The release adds e-mail features, automatic redial on dropped connections and, for $3.95 a month, a service that tells members who is phoning when they're online.
Aiming to boost its four million broadband subscribers, AOL has just persuaded cable providers AT&T Broadband and Comcast to host its $54.95 high-speed subscription service. It is negotiating similar deals with others.
The company has already found success with its instant-messaging tool, which is now being grafted into cell phones and handheld computers.
Miller said AOL is even considering a cut-rate subscription for those who balk at the industry's highest monthly fee.
With its view from the gutter, it's tough to remember what went right at AOL. The company did, after all, almost single-handedly introduce Americans to the Internet, distilling the process to a few easy steps as it blanketed the nation with free CDs.
About four years ago, though, AOL's regard for its members began to change, said Jakob Nielsen, an Internet usability expert. Subscribers became cash cows to be milked. AOL's pages sprouted incessant ad pitches and pop-ups that herded subscribers toward big advertisers.
"They really betrayed their heritage," Nielsen said.
What's bad for customers was good for Wall Street, for a while. But when dot-coms stopped advertising, AOL's business model - and value - collapsed.
"It's really absurd," said David Joyce, media analyst for Miami investment bank Guzman & Co. "Investors have sold the stock down to where it's getting no valuation for AOL. They're only valuing the Time Warner businesses."
Joyce figures the stock will get "a nice pop" once the Securities and Exchange Commission and Department of Justice "clear up their issues" with AOL's accounting.
In a division generating more than $2 billion in revenues per quarter, Joyce pooh-poohs the investigation, saying it concerns just $300 million in earnings. AOL puts the figure at $49 million.
For Time Warner, an old-line media company with its own advertising revenue worries, nursing AOL back to health was the last thing it needed.
Word of the federal probe sparked hot talk of striking AOL's name from the corporate title, and unseating Case, AOL's longtime leader.
Some feel the anti-merger backlash has gone too far.
"Nineteen months ago, the financial markets thought it was a great deal.

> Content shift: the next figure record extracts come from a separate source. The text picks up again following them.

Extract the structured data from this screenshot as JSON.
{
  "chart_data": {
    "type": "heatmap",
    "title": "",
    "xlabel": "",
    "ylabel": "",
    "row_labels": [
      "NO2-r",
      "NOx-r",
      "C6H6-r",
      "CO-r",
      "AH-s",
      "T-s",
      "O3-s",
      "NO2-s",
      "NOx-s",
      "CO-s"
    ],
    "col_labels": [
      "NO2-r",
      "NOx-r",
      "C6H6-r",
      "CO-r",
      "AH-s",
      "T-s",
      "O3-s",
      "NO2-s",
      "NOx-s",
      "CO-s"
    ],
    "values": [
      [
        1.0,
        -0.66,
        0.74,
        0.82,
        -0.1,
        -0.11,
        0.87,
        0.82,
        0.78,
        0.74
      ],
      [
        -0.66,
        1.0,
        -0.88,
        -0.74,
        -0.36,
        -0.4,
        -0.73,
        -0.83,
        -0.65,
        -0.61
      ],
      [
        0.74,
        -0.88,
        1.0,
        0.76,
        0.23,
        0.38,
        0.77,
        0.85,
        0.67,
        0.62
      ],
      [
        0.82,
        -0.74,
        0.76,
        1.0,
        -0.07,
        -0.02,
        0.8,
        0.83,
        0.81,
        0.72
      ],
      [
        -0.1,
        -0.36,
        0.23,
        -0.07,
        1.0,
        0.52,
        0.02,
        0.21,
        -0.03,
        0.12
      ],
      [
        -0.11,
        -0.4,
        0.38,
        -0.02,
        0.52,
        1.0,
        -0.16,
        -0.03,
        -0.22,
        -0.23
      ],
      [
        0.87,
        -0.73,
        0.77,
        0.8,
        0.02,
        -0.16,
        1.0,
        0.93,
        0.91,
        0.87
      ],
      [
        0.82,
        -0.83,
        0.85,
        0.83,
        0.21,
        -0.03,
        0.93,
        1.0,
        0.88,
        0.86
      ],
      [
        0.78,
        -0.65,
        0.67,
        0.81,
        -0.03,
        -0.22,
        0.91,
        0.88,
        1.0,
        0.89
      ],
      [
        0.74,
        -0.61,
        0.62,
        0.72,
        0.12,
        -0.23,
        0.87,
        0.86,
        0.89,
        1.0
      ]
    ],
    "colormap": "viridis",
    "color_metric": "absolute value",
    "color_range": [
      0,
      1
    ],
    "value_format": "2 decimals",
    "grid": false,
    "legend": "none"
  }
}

Now they think it's the bust of the century. The truth lies somewhere in between," said Chris Charron, a media analyst at Forrester Research.
Through all the whitewater, AOL's users always kept it afloat.
A June Forrester study depicted AOL users as astonishingly loyal, with 79 percent of 2000 members still subscribing in 2001 - a larger portion than any other provider, trouncing MSN's 43 percent.
AOL is finally understanding who butters its bread, in good times and bad.
"We want to energize this place by refocusing on what is really the core - serving the membership base," Miller said. "The rest will take care of itself."
Analysts suggest otherwise.
They say AOL needs to capitalize on unique offerings of Time Warner's movies, music and magazines. With its direct billing model, AOL could also jump into pay-per-view sales, adding tiny charges to a customer's bill for, say, listening to a music clip.
AOL might even try simplifying an ever more complex Internet, helping members, say, monitor Web auctions via cell phone.
Miller said he's exploring these ideas and others, including "special" sales deals he noticed were missing from AOL, even before he joined the company.
Much of AOL's future simply depends on an economic recovery that gives advertisers and consumers money to spend, Joyce said.
Some see a fork in the road ahead. Either AOL morphs into a cable-like subscription company, or conversely, a utility-like Internet access firm.
Miller is shooting for the first option. But the growth of public online chat and the ease of connecting via cheaper providers means AOL now has to compete with the entire Internet - not just other access companies.
"There's no law that says that if you were the premier provider you have to stay that way," Nielsen said. "We're going to need them less and less."